Nachwachsende Wälder als natürliche Speicher
Ganz von vorne beginnen muss die Welt in Sachen CO₂-Entnahme trotzdem nicht. Schon heute werden primär durch Aufforstungen pro Jahr etwa zwei Milliarden Tonnen CO₂ aus der Atmosphäre gezogen – bei einem weltweiten Gesamtausstoß von rund 38 Milliarden Tonnen. Solche mehr oder minder natürlichen CO₂-Senken können allerdings nur begrenzt ausgebaut werden. Entscheidend sind nach Einschätzung der Wissenschaftler deshalb neuartige Methoden wie die direkte Entnahme aus der Luft mittels technischer Einrichtungen, die Bioenergienutzung mit Kohlenstoffabscheidung oder die Herstellung von Biokohle. Über solche Ansätze werden bisher weltweit allerdings gerade einmal zwei Millionen Tonnen CO₂ pro Jahr gebunden – 0,005 Prozent der weltweiten Emissionen. Entsprechende Anlagen existieren, wenn überhaupt, vorerst nur im Demonstrationsstadium, etwa im Südwesten Islands, wo die weltgrößte derartige Anlage "Orca" seit 2021 jährlich 4000 Tonnen Kohlendioxid aus der Luft einsaugt und unterirdisch einspeichert.

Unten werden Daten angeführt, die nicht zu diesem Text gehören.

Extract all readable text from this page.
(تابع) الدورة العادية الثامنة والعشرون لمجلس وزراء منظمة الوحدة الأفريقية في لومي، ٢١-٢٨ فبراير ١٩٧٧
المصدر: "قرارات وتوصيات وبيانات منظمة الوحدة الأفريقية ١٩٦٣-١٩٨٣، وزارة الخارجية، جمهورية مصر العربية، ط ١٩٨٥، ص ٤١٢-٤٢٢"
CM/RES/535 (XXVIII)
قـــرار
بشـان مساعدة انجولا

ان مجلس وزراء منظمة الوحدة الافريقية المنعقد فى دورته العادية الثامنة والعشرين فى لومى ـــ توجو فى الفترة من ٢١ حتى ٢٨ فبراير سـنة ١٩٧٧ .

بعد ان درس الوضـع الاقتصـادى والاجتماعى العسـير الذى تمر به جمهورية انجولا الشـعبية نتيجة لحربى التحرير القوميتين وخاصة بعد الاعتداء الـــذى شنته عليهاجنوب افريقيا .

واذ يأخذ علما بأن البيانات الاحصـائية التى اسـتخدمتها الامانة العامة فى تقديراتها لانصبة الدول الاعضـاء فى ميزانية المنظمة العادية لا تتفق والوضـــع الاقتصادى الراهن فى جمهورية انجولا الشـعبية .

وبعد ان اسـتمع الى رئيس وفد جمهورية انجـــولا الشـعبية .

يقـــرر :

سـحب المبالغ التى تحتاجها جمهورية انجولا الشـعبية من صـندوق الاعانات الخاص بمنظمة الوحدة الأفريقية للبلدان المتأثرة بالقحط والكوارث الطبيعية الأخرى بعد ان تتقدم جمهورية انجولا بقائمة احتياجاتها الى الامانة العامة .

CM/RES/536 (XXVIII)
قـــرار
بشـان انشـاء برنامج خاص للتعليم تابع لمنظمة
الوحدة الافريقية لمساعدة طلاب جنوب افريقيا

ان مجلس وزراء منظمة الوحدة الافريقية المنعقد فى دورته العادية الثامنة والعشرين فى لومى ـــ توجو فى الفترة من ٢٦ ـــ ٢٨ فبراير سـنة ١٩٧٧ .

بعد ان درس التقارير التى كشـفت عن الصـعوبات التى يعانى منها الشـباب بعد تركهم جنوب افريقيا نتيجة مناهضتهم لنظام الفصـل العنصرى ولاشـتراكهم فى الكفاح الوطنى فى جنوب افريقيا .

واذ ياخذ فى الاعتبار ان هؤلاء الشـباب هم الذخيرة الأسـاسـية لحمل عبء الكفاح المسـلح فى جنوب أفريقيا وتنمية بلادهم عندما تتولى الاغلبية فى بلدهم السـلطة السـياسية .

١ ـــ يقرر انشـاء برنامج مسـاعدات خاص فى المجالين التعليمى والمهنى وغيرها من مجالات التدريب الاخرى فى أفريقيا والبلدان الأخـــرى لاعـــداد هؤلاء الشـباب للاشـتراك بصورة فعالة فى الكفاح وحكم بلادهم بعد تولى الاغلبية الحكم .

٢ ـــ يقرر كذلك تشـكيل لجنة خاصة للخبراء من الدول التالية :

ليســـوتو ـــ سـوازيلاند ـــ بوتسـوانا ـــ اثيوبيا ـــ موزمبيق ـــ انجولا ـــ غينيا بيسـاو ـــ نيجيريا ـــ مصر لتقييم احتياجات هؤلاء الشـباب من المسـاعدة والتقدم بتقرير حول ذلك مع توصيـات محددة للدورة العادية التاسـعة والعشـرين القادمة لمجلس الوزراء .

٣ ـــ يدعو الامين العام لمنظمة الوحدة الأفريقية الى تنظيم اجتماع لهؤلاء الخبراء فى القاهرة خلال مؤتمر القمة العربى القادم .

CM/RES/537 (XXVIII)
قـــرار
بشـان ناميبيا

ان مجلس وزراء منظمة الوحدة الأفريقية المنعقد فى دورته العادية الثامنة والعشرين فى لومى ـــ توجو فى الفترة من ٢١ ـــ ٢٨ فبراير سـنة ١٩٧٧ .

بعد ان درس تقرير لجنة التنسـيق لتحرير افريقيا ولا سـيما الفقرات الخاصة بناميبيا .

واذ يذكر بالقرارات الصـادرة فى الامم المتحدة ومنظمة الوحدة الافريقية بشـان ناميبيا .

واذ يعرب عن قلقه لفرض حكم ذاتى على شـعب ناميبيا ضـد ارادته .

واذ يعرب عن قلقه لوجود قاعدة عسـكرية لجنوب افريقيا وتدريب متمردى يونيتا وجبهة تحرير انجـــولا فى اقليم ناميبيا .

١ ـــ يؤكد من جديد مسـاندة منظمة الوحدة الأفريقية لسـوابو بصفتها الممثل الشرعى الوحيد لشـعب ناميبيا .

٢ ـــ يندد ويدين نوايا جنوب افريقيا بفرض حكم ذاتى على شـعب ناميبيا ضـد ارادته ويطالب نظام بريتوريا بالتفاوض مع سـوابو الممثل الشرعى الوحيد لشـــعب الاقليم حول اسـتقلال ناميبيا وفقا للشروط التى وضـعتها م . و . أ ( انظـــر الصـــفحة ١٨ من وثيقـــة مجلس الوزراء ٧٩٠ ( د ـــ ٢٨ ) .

Um die Chance auf die Pariser Klimaziele zu wahren, müssten derartige Methoden bis 2030 um den Faktor 30 gesteigert werden, bis 2050 sogar um den Faktor 1300, rechnen die Wissenschaftler vor. Minx ist sich sicher: "Es existieren inzwischen eine Menge technischer Lösungen dafür. Die größte Herausforderung ist es, dafür jetzt einen politischen Rahmen zu schaffen, der nicht länger warten kann."
Hoffnung auf sinkende Kosten
Erforderlich ist dafür freilich auch eine Menge Geld und – je nach System – mitunter auch eine beträchtliche Menge (grüner) Energie. Bislang belaufen sich die Kosten für die CO₂-Entnahme auf mehrere Hundert bis Tausend Euro je Tonne. "Die Lernkurven sorgen aber dafür, dass die Technologien günstiger werden und sich irgendwann mit den Kosten für die CO₂-Vermeidung schneiden", sagt Minx.
Als Ersatz für das Einsparen von Emissionen sehen die Forscher die CO₂-Entnahme aus der Atmosphäre allerdings nicht. "Man muss ganz klar festhalten: Das ist keine Frage von Entweder-Oder", sagt Studienautor Oliver Geden von der Stiftung Wissenschaft und Politik in Berlin. Die CO₂-Entnahme sei ebenso wie der Abbau der Emissionen ein Muss. "Ein Netto-Null-Emissionsziel, dem sich bislang rund 120 Staaten verschrieben haben, setzt eine solche Entnahme ja voraus, weil ein gewisses Grundmaß an Emissionen immer überbleiben wird", sagt der Forscher. Sinkt der globale Treibhausgasausstoß allerdings weiterhin nicht oder nur in geringem Ausmaß, sind die Klimaziele auch mit CO₂-Entnahmen nicht mehr zu retten.